GEN Model: An Alternative Approach to Deep Neural Network Models
This offers an alternative approach to deep neural networks, potentially improving learning effectiveness, efficiency, and interpretability for machine learning practitioners, though it appears incremental as it builds on evolutionary strategies.
The authors tackled the problem of deep learning models by proposing the GEN Model, which uses a genetic-evolutionary strategy with shallow unit models instead of a single deep structure, and demonstrated outstanding performance in effectiveness and efficiency on benchmark datasets compared to state-of-the-art methods.

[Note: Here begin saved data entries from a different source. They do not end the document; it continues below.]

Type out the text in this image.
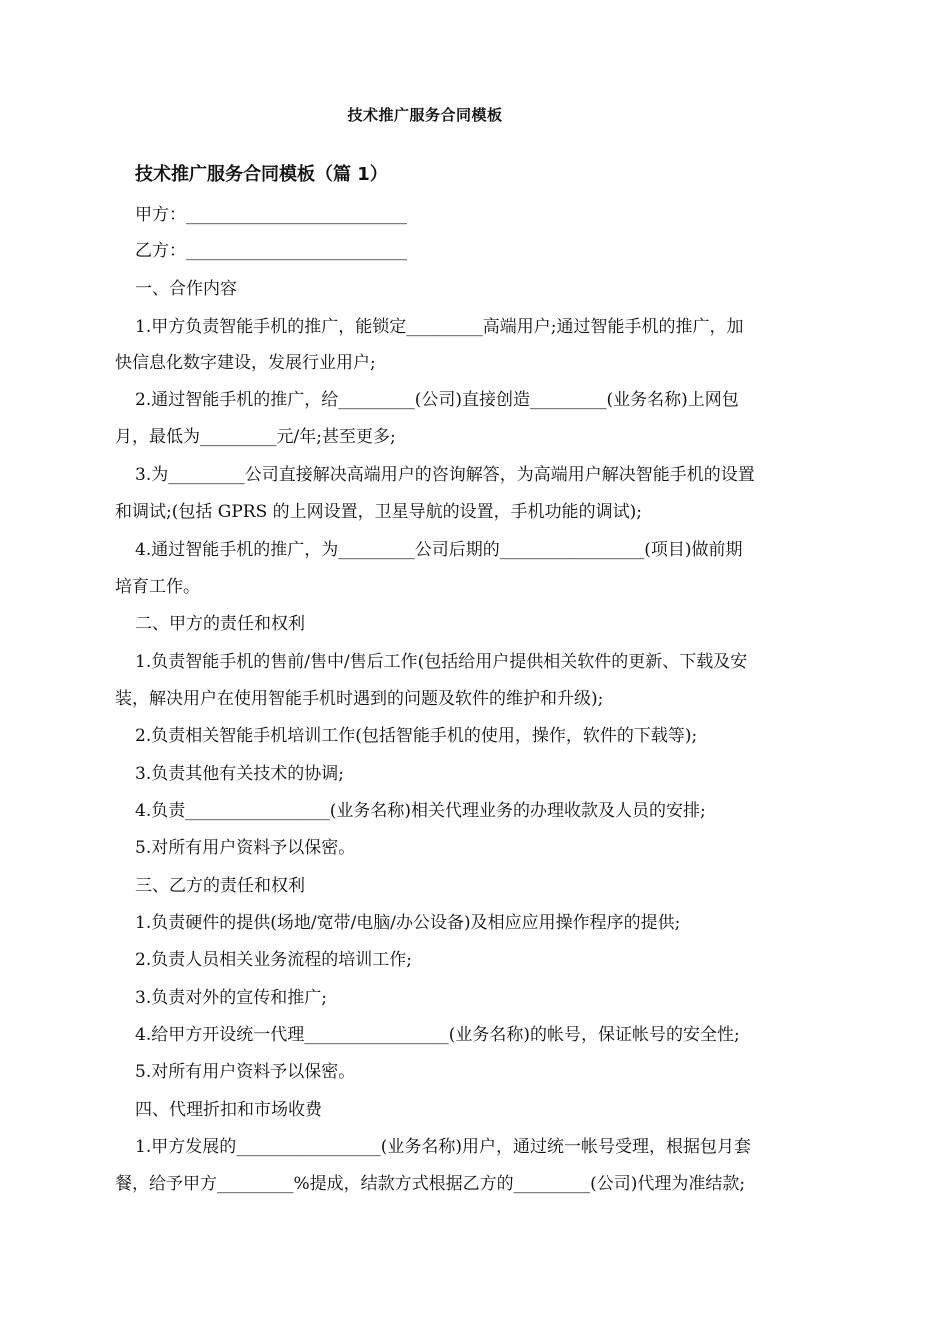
技术推广服务合同模板
技术推广服务合同模板（篇 1）
甲方：__________________________
乙方：__________________________
一、合作内容
1.甲方负责智能手机的推广，能锁定_________高端用户;通过智能手机的推广，加
快信息化数字建设，发展行业用户;
2.通过智能手机的推广，给_________(公司)直接创造_________(业务名称)上网包
月，最低为_________元/年;甚至更多;
3.为_________公司直接解决高端用户的咨询解答，为高端用户解决智能手机的设置
和调试;(包括 GPRS 的上网设置，卫星导航的设置，手机功能的调试);
4.通过智能手机的推广，为_________公司后期的_________________(项目)做前期
培育工作。
二、甲方的责任和权利
1.负责智能手机的售前/售中/售后工作(包括给用户提供相关软件的更新、下载及安
装，解决用户在使用智能手机时遇到的问题及软件的维护和升级);
2.负责相关智能手机培训工作(包括智能手机的使用，操作，软件的下载等);
3.负责其他有关技术的协调;
4.负责_________________(业务名称)相关代理业务的办理收款及人员的安排;
5.对所有用户资料予以保密。
三、乙方的责任和权利
1.负责硬件的提供(场地/宽带/电脑/办公设备)及相应应用操作程序的提供;
2.负责人员相关业务流程的培训工作;
3.负责对外的宣传和推广;
4.给甲方开设统一代理_________________(业务名称)的帐号，保证帐号的安全性;
5.对所有用户资料予以保密。
四、代理折扣和市场收费
1.甲方发展的_________________(业务名称)用户，通过统一帐号受理，根据包月套
餐，给予甲方_________%提成，结款方式根据乙方的_________(公司)代理为准结款;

In this paper, we introduce an alternative approach, namely GEN (Genetic Evolution Network) Model, to the deep learning models. Instead of building one single deep model, GEN adopts a genetic-evolutionary learning strategy to build a group of unit models generations by generations. Significantly different from the wellknown representation learning models with extremely deep structures, the unit models covered in GEN are of a much shallower architecture. In the training process, from each generation, a subset of unit models will be selected based on their performance to evolve and generate the child models in the next generation. GEN has significant advantages compared with existing deep representation learning models in terms of both learning effectiveness, efficiency and interpretability of the learning process and learned results. Extensive experiments have been done on diverse benchmark datasets, and the experimental results have demonstrated the outstanding performance of GEN compared with the state-of-the-art baseline methods in both effectiveness of efficiency.